脚步声在空旷的车间里回响。他走到帕萨特旁边,站了一会儿,然后打开手机的手电筒,趴下来,钻进车底。
底盘他之前检查过,悬挂系统的螺丝没拧紧。他当时以为是温知许马虎,但现在再看,发现不对劲——那几颗松掉的螺丝,螺纹上有明显的磨损痕迹,不像是新装上去的,倒像是用了旧件。
他从车底钻出来,打开引擎盖。
手电筒的光照进发动机舱,他一点一点地看。进气歧管、节气门、喷油嘴、氧传感器——每一个部件他都仔细检查。
然后他发现了问题。
氧传感器的型号不对。
这辆帕萨特原厂配的是博世的氧传感器,但现在装在上面的,是一个他没见过的杂牌货。序列号被磨掉了一截,剩下的部分模糊不清,一看就是拆车件。
江叙白盯着那个氧传感器,心跳漏了一拍。
劣质配件。
温知许用了劣质配件。
他直起腰,靠在车身上,脑子里飞快地转。
这辆事故车是前天送到锐途的。温知许接的活,客户要求尽快修好。按照流程,这种事故车需要更换的配件都要走公司采购,由采购部统一订购原厂件。
但如果温知许用了劣质配件,那就说明——他没有走公司采购。他是自己买的便宜货,然后装上去,差价自己吞了。
这种事在汽修行当里不新鲜。但敢这么干的,都是胆子大的。
温知许胆子大吗?
江叙白想起温知许那张永远温和的脸,想起他说话时总是带着笑的样子。那种人,看着温和,实际上比谁都精。他敢这么干,一定是觉得不会被发现。
但江叙白发现了。
他站了一会儿,然后重新打开手电筒,开始拍照。
氧传感器,拍。序列号被磨掉的那一截,拍。安装位置的痕迹,拍。他趴下去,把底盘那几颗松掉的螺丝也拍了——那些螺丝的螺纹磨损程度,明显是旧件。
拍完这些,他又打开副驾驶的门,在手套箱里翻到了那份维修档案。
档案里夹着温知许签字的调校记录单。他把那张单子抽出来,正面拍了,反面也拍了。签字那一栏,“温知许”三个字清清楚楚。
然后他翻开自己的手机相册,找到昨天凌晨拍的那些照片——那辆帕加尼的调校参数,温知许签字的项目单,还有车间监控拍到的、温知许在帕加尼旁边站着的画面。
他把这些照片全部加密,存进云盘。
做完这些,天已经蒙蒙亮了。
江叙白坐在工位上,看着手机里的照片,发了一会儿呆。
他不知道自己为什么要留这些证据。
也许是因为师父说过的话。也许是因为这些年吃过的亏。也许只是因为,他想知道,如果有一天他真的把这些东西甩出来,苏清颜会是什么表情。
她会信吗?
还是又会说“你除了会嚼舌根还会什么”?
他不知道。
他把手机收起来,站起来,走出车间。
外面的天刚亮,灰蒙蒙的,有雾。空气湿漉漉的,带着一股雨后的腥味。他站在门口,深深吸了一口气。

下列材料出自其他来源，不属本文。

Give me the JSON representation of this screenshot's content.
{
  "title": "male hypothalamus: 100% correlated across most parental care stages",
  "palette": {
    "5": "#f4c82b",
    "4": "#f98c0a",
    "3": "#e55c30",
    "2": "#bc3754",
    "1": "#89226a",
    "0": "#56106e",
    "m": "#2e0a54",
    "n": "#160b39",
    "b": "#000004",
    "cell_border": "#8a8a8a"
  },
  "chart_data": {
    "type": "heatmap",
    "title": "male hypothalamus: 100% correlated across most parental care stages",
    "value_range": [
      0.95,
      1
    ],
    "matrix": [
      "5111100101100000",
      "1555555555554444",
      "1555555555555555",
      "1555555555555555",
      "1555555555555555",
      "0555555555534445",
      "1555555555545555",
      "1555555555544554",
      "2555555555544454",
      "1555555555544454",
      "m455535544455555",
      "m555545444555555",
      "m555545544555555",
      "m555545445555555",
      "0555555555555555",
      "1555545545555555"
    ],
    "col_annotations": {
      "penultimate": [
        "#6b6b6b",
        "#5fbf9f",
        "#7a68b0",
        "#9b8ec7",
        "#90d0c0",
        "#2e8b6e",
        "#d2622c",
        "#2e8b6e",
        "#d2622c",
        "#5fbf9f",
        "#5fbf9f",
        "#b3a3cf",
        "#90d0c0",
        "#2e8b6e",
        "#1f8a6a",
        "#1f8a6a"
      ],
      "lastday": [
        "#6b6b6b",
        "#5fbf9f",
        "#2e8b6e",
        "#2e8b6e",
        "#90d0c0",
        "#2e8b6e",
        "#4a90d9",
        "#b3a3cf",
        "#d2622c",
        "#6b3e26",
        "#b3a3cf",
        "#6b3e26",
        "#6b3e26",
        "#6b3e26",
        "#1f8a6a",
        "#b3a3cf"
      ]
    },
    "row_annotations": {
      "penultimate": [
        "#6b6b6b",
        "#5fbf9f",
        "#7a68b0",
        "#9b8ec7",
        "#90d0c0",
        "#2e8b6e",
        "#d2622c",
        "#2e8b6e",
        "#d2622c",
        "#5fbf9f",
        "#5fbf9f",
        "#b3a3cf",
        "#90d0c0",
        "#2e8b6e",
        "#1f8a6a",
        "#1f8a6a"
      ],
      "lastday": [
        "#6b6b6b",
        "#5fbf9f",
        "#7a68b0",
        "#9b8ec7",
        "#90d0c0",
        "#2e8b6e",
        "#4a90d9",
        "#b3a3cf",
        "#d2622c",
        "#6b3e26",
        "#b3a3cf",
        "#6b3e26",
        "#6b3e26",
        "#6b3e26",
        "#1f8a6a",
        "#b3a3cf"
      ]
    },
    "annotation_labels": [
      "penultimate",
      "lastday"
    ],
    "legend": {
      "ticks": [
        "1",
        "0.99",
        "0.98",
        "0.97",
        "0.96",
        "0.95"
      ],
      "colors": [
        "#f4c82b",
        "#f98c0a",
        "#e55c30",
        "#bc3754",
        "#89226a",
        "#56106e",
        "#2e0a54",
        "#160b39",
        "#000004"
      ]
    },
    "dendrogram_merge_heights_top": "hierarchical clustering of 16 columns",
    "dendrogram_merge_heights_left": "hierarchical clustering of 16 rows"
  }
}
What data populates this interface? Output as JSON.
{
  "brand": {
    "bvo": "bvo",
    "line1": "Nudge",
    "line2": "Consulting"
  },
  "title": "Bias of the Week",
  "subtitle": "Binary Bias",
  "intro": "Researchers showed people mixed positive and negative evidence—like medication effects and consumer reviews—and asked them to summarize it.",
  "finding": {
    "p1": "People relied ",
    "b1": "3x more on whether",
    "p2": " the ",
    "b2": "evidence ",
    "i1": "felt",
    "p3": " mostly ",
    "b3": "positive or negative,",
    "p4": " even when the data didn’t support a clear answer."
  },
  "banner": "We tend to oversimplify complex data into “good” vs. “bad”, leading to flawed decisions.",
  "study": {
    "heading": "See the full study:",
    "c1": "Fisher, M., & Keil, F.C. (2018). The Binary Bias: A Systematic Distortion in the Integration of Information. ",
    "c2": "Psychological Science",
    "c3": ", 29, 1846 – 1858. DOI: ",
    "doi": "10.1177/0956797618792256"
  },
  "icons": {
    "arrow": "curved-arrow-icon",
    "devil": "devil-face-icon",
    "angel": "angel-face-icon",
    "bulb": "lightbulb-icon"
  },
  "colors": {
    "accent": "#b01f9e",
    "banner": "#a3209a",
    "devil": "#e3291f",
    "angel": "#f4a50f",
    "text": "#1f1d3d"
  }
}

右手的伤口又裂开了,创可贴不知道什么时候掉的,血凝在伤口上,黑红黑红的。
他低头看了一眼,没管。
他往宿舍走。
走了几步,停下来。
他转过身,看着锐途的办公楼。三楼最左边那扇窗户,是苏清颜的办公室。窗帘拉着,灯没开,她应该还没来。
他在那儿站了一会儿,然后转身,继续往宿舍走。
回到宿舍,他洗了把脸,换了件干净的衣服。手上的伤口用碘伏擦了一遍,疼得他倒吸一口凉气。他找了块新的创可贴贴上,贴得歪歪扭扭的。
镜子里的自己,眼睛里全是血丝,脸色蜡黄,嘴唇干裂。他看着镜子里那个人,忽然觉得有点陌生。
这是那个当年被师父夸“有灵气”的江叙白吗?
这是那个拿了全国调校大赛冠军的江叙白吗?
他对着镜子,扯了扯嘴角,笑了一下。
笑得比哭还难看。
手机响了。
是周明远发来的消息:
“叙白,今天来不来?”
他盯着屏幕看了几秒,打字回复:
“今天有事,改天。”
发完,他把手机扔在床上,躺下来,闭上眼睛。
闭上眼睛,脑子里全是那些照片。氧传感器,磨损的螺丝,温知许的签名。
他睡不着。
躺了半个小时,他坐起来,看了看时间——七点半。
苏清颜一般八点半到公司。
他站起来,把那件沾了机油的外套脱掉,换了一件干净的工作服。然后把手机揣进兜里,出门。
走到锐途门口的时候,刚好八点二十。
他在门口站了一会儿,等苏清颜的车开进来。
八点三十五,那辆白色的奔驰驶进停车场。苏清颜从车上下来,穿着一件浅蓝色的衬衫,黑色的裤子,头发扎成马尾。她拎着包,踩着高跟鞋,往办公楼走。
江叙白从门口走出来,站在她面前。
苏清颜愣了一下,然后皱起眉。
“干什么?”
“有事跟你说。”江叙白的声音很平静,“关于那辆帕萨特。”
苏清颜的眉头皱得更紧了:“那车不是修好了吗?又出什么问题了?”
“没问题。”江叙白说,“但有些事,你得知道。”
苏清颜看了他几秒,然后冷笑一声。
“又是来告知许的状吧?”
江叙白没说话。
苏清颜绕过他,继续往办公楼走:“我没空听你嚼舌根。”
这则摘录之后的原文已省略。